Staphylococcus aureus. You may have a wound infection. In most cases, it passes without treatment, while severe cases may require antibiotics that kill the bacteria. This is the case for the majority of the population. In fact, many of us—even though we feel healthy—carry staph in the nose, which is a good, moist environment in which bacteria thrive.

However, more and more staph is becoming antibiotic-resistant (also known as multiple-resistant Staphylococcus aureus, or MRSA), and these infections can be difficult to treat.

“Antibiotic resistance is a growing problem, especially on a global level. And when you suddenly have this relatively minor infection that can’t be treated with antibiotics, the situation can become serious, sometimes life-threatening,” says Professor Niels Odem of the LEO Foundation. Cutaneous Immunology Research Center, University of Copenhagen.

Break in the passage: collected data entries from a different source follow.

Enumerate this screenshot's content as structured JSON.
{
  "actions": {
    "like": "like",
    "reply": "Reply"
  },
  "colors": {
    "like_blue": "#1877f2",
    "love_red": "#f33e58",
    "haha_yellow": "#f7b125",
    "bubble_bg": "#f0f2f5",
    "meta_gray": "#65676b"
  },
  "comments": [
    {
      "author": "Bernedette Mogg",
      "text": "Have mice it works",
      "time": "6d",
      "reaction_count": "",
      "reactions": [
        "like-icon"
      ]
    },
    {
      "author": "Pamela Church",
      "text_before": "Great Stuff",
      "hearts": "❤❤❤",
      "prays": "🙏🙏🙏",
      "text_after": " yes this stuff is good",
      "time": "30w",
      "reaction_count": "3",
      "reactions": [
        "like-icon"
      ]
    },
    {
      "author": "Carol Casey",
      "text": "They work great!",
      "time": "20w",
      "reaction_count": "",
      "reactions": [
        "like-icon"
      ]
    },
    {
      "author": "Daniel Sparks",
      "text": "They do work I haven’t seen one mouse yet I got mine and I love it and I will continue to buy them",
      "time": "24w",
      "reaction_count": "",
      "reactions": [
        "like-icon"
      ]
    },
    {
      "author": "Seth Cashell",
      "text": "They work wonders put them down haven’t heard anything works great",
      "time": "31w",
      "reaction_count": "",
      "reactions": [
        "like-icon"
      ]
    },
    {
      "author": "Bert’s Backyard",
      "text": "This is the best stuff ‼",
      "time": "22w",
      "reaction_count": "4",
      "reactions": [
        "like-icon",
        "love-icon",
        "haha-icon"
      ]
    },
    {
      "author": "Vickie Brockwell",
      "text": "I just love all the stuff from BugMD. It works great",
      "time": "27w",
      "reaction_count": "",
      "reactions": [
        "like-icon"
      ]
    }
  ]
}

Therefore, all over the world, a lot of resources are being invested in combating antibiotic resistance in Staphylococcus aureus infections, and a new study among patients with cutaneous lymphoma has yielded positive results. A new substance called endolysin has been shown to kill both resistant and non-resistant Staphylococcus aureus — without the need for antibiotics. But we’ll come back to that.

The finding is good news for patients with compromised immune systems for whom S. aureus infections can be serious and, at worst, fatal. But it also adds to the knowledge we have of other forms of therapy.

“For people with a severe disease such as cutaneous lymphoma, staphylococcus can be a huge problem, sometimes insoluble, as many develop an antibiotic-resistant form of Staphylococcus aureus,” says Nils Odem, and adds:

“This is why we are careful not to give antibiotics to everyone, because we don’t want to have to deal with more resistant bacteria. Therefore, it is important that we find new ways to treat – and not least prevent – ​​these infections.”

The answer may be a new material

In some patients, S. aureus will exacerbate the cancer. And although antibiotics seem to be effective in some cases, they are not without their problems.

“We can say that giving high doses of antibiotics to patients with serious infections leads to an improvement in their health, skin, and symptoms of cancer. But once you stop giving them antibiotics, the symptoms and staph quickly return. Patients experience many adverse effects, and some risks of getting on resistant bacteria,” says Nils Odom.

Therefore, treating S. aureus can be challenging. At worst, cancer patients may die from an infection that doctors are unable to treat.

And this is where endolysin enters the scene, as this new substance may be part of the solution to antibiotic resistance like MRSA.

“This particular endolesin is a completely new synthetically produced enzyme that has been improved many times over and designed as a new drug,” explains Postdoc Emil Pallesen, first author of the study. He adds:

“The great thing about this enzyme is that it is designed to penetrate the wall of Staphylococcus aureus. This enables it to target and kill harmful Staphylococcus aureus and leave harmless skin bacteria unharmed.”

This is what made the researchers decide to test the new substance. They expected it to be able to kill both resistant and non-resistant staph bacteria.

“We tested the substance on skin samples from patients, and it appears to kill Staphylococcus aureus from patients. Endolesin doesn’t care whether the bacteria are resistant to antibiotics or not, because it doesn’t work in the same way as antibiotics,” says Niels Odom and adds:

“The really good news is that our lab tests have shown that endolysin not only kills Staphylococcus aureus, but also inhibits its ability to promote cancer growth.”